I have always found myself honestly a little frightened of C and C++. Horror stories around coding securely, the undefined behaviour of doing ‘pointer stuff’ yourself… but this little project represented an opportunity to take this relatively rudimentary functionality and learn how to implement it the Win32 API directly in a C program — and in doing so, cut resource usage (hopefully) significantly.

So, I did. Using the oft-abused WH_KEYBOARD_LL hook (and its WH_MOUSE_LL cousin), I periodically update a counter as to the user’s last idle time. If the hook is called (i.e. the user is typing or moving the mouse) and it’s been long enough since we last noticed such interaction, I check for the beyondlogic.shutdown.exe process and, if present, kill it.
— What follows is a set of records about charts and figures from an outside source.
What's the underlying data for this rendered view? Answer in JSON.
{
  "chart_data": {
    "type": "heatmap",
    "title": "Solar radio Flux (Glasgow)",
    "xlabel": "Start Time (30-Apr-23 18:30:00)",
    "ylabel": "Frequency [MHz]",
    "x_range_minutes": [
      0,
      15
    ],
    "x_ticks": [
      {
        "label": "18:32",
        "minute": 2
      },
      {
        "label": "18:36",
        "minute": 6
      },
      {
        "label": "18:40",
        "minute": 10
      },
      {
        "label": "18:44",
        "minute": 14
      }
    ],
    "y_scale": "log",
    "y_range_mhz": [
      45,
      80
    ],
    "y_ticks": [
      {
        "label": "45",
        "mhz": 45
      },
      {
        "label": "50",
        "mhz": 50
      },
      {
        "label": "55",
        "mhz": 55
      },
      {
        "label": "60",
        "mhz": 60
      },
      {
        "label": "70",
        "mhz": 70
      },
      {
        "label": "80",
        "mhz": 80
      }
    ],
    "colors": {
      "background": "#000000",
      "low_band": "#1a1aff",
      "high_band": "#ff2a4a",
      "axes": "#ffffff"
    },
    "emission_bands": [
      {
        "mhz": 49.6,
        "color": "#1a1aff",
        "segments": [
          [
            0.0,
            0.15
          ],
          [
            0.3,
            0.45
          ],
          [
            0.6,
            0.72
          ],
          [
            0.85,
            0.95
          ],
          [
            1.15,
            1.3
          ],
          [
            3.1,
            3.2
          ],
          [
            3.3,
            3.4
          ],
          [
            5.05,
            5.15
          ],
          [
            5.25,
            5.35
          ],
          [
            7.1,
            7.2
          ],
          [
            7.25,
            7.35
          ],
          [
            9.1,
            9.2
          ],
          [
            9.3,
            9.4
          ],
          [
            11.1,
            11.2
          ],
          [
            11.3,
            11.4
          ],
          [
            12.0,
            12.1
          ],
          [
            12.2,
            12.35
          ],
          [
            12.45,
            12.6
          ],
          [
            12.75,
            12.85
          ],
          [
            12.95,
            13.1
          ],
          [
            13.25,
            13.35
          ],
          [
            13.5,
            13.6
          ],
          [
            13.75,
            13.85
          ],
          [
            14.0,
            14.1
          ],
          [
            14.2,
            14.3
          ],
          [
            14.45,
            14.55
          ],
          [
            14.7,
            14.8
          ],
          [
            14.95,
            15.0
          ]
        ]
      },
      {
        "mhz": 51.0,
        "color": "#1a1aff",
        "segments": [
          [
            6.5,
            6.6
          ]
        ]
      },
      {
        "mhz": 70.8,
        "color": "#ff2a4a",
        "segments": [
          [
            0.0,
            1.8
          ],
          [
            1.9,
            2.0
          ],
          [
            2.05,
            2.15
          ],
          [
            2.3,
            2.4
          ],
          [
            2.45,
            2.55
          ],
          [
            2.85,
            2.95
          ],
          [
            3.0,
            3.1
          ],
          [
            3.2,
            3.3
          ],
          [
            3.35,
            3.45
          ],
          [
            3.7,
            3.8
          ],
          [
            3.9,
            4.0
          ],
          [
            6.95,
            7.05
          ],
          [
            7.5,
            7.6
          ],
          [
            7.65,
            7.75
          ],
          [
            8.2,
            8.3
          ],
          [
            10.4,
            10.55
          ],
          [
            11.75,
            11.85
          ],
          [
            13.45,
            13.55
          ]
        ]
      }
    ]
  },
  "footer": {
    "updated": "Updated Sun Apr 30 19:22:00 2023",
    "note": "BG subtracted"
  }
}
This began life as whatever Visual Studio template gave me a buildable project that let me work with the right APIs, so there is likely unnecessary stuff still present and it could be more lightweight still. And, there’s a good chance I’ve made mistakes that need correcting, so please do get in contact if you’re willing to educate me in some small (or large) way!

I have tried to be particularly careful with buffers — string handling is either done with (I guess, inefficient) fixed-size buffers where I check what I put in will fit first, and I’ve tried to use the ‘safe’ string functions where possible too.

So, it’s a baby step towards working on more low-level projects. But, I’ve taken some action to tackle my pointer anxiety. 🙂

Maybe next the whole program should do the workstation locking, warning message and idle detection in one program.

Red Hat Certified System Administrator

This was a whole month and a bit ago, and I never got around to throwing it here on the site, but I will now announce that I am a Red Hat Certified System Adminstrator!